The EU is tightening up on pesticide use. So how do we feed the world?


The European Union is slowly but inexorably moving to toughen up on pesticide use.

Back in 2006, answering public, worker and environmental health concerns about these agrochemicals, the Commission initiated a package of measures to restrict use. Last week, another step was taken. That brought protests from big farm industries and agrochemical manufacturers. Lurid prophesies of horticultural collapse emerged. Not quite in the 'Brussels bans bent bananas' vein, but not far off. Behind it lies a complex story. One analysis back in January suggested 60% of active ingredients could be banned.

Pesticides have played a big part in the post Second World War intensive-farming revolution, promising solutions to waste and productivity. But from the 1960s, doubts crept in. Rachel Carson's book Silent Spring was published in 1962. It was demonised, then gradually accepted to have raised an important question: if we humans unleash blitzkrieg on complex ecological interactions, what unforeseen consequences result? Pesticides are a blunt instrument, critics argue, having knock-on effects on insects, birds and bees. This is not the best way to coax production from the thin layer of biomass on which we humans depend.

The need to raise productivity will not go away. Last week, the latest FAO Global Outlook reminded the world not to think the food crisis was over just because oil and main commodity prices have declined in the past six months.

World cereal harvests have increased in 2008 due to increased plantings based on anticipated high prices. Good news.
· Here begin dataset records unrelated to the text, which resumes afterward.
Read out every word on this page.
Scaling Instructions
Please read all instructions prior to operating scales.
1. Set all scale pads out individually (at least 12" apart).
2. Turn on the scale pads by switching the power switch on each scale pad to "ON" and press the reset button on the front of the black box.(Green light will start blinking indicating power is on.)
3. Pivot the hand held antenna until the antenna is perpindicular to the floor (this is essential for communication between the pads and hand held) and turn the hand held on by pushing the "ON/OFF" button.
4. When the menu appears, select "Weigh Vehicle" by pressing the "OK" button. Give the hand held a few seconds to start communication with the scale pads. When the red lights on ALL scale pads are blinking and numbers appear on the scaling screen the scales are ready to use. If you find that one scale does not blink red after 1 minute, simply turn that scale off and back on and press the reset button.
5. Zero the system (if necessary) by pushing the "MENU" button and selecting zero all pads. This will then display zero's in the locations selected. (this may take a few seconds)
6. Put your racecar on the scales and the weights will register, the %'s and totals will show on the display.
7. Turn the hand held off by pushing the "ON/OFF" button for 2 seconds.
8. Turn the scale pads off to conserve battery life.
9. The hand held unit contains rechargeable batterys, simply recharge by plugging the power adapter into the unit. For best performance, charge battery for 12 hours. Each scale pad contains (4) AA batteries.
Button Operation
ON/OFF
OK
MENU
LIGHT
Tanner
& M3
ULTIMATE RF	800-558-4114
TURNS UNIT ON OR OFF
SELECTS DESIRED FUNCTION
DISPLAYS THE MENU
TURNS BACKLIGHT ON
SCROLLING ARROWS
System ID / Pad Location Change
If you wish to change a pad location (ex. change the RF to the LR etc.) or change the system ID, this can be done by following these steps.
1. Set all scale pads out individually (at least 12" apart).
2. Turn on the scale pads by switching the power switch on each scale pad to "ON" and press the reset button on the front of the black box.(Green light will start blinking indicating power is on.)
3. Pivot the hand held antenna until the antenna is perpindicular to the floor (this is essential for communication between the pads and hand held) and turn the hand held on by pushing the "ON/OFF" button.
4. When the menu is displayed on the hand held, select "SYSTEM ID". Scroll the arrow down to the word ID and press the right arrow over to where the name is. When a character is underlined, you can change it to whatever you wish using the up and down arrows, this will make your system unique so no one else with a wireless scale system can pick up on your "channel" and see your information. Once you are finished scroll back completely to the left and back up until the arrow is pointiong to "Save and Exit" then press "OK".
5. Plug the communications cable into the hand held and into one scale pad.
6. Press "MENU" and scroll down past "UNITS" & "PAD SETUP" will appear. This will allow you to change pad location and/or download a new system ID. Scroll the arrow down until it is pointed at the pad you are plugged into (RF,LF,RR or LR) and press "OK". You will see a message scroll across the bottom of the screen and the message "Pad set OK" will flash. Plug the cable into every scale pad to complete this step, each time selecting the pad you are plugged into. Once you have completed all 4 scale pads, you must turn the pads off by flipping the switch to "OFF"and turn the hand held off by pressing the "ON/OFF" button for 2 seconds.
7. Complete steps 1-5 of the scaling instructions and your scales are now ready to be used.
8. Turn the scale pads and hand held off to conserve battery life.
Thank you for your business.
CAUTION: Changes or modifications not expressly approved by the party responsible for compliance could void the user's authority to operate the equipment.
But prices have dropped 50% since their peak and governments that promised investment in agriculture are now pouring money into propping up bankers. Ahead lie population growth, land, water and energy squeezes.

One option is to intensify even more, but this threatens to further degrade an already fragile ecosystem. Another is to focus on investing more in small as well as large farmers - not fewer farmers on less land, but more farming, more sustainably, everywhere. Most recent productivity gains have been in developed countries, but these are levelling off. It's the developing ones where needs are most acute.

These debates appear far removed from the cut-throat competition of UK food retailing, but they are coming closer. Will the food system embrace sustainability or resist ?n

Tim Lang is professor of food policy at City University.